[mythtv] Questions about Python bindings

Raymond Wagner raymond at wagnerrp.com
Tue Apr 16 17:28:33 UTC 2013


From: Rebecca Sutton Koeser
Sent: Tuesday, April 16, 2013 11:02 AM
> On Tue, Apr 16, 2013 at 10:07 AM, Raymond Wagner wrote:
>> Considering all the language bindings are currently tied to a specific
>> version of the database schema and backend protocol, keeping them all in 
>> the same repository makes it easier to manage compatibility and ensure
>> they get updated to match changes in the code.  For these reasons, I
>> would be reluctant to break them out into their own repositories.
>
> Hmm, I see.  Could keeping it included in the main repostiroy as a git
> submodule to accomplish the same thing (or nearly the same)?

The 'submodule' mechanism with git is really a clumsy solution to any
problem. It's not a clean, transparent solution, and is just going to
cause more problems for source users as they have to independently init and
pull all the little submodules when they clone the source. When I wrote the
TMDb v3 library last year, I ended up using 'subtree' instead, which while
still one-directional, and still requires updates in the separate repository
be pulled into the main MythTV repository, it does mean that the MythTV
repository is cloned and updated as one coherent unit.

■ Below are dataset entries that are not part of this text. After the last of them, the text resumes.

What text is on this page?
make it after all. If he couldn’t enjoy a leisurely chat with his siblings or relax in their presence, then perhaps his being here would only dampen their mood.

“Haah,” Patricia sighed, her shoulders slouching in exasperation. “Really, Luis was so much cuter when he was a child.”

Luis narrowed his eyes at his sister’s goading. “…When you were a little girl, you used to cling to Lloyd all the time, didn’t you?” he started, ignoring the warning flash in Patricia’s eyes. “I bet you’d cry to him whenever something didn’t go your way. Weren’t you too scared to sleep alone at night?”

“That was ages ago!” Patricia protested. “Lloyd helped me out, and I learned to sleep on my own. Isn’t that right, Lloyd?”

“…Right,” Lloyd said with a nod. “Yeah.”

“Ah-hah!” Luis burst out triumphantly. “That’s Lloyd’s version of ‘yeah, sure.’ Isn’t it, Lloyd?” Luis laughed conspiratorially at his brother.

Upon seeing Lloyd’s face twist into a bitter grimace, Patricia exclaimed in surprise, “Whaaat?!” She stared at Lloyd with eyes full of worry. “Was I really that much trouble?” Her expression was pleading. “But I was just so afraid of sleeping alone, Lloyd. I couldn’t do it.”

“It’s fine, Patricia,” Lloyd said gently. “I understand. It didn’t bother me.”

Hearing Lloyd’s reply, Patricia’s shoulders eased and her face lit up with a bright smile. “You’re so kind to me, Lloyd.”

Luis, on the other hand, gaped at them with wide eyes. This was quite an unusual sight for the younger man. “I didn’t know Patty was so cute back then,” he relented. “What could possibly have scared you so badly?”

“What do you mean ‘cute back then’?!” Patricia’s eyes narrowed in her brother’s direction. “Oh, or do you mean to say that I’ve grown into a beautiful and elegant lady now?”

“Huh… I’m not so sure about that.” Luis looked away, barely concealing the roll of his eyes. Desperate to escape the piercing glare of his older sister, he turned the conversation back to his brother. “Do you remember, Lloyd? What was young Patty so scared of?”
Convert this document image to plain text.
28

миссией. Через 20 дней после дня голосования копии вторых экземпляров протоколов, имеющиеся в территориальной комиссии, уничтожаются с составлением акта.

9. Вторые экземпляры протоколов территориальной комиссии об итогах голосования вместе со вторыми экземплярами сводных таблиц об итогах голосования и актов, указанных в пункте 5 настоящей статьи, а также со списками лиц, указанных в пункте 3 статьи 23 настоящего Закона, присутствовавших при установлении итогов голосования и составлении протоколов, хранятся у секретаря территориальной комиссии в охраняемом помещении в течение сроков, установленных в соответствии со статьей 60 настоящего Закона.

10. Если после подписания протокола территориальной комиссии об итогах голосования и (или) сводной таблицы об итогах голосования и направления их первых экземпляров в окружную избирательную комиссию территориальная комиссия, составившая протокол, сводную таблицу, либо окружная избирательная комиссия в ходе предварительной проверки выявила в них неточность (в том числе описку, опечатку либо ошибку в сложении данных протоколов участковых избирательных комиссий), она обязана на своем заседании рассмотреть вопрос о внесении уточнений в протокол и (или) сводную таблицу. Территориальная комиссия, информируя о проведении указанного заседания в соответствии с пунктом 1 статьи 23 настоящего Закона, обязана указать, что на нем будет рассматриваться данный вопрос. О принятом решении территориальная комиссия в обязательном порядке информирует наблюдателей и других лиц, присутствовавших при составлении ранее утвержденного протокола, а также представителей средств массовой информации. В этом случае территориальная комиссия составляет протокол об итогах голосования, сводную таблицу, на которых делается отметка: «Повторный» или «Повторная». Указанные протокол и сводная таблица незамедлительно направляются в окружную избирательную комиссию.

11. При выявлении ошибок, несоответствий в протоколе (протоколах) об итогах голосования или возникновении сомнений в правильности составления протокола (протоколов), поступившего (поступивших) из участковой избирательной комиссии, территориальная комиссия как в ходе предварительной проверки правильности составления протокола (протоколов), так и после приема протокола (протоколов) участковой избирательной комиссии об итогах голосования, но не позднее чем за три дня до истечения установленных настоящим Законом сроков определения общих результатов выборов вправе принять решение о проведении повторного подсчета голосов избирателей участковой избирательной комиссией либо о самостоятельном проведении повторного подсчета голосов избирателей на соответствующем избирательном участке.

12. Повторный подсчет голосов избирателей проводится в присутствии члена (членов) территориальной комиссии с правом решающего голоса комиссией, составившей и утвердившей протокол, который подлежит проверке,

In the case of the language bindings, right now when a developer makes a
change to the version header, the header points at a handful of other files
to make changes to at the same time. While ProgramInfo changes require
updates to MythWeb's independent repository, most changes will only require
one commit. Using submodules, a developer would have to make their change,
make their changes in each independent bindings repository, and then make
more changes to update the references to each of those independent
repositories. Subversion was nice in that you could just checkout and
maintain single a subdirectory, but git really has no similar capability. If
you're just looking to not have to keep several copies of the whole
repository around for working on different branches, take a look at the
'new-workdir' plugin, which only requires you duplicate the working copy,
and
all the repository files are symlinked back to one master.

http://code.mythtv.org/cgit/mythtv/tree/mythtv/libs/libmythbase/mythversion.
h
 
>>> and in one case where I think it is, it needs a small fix-- something
I'd
>>> like to submit as a patch but I'm hesitant to fork the entire myth repo
>>> for a one-line python change
>>
>> Then don't fork it.  You don't need to fork something just to make a
patch.
>> You don't even need a Git checkout.  Just copy the file in question, make
>> the change in the copy, and `diff` the two.
>
> Yes, sure, that's fine for a single line change.  But what about more
> substantive contributions like adding new service implementations or
> fleshing out the documentation?

It's not quite as clean and automated as a 'git diff', but you can still
just
append multiple diffs together into a single patch. In any case, any
development should be done against the master branch, which generally means
building from source, so you should already have the whole source
repository to work against anyway.

> Sounds promising.  Is the code on github anywhere?

Nope. Only local branches on my home server at the moment. Just for
reference,
the primary code repository is actually hosted on MythTV's server. Github is
serving as a public mirror to keep our server load down.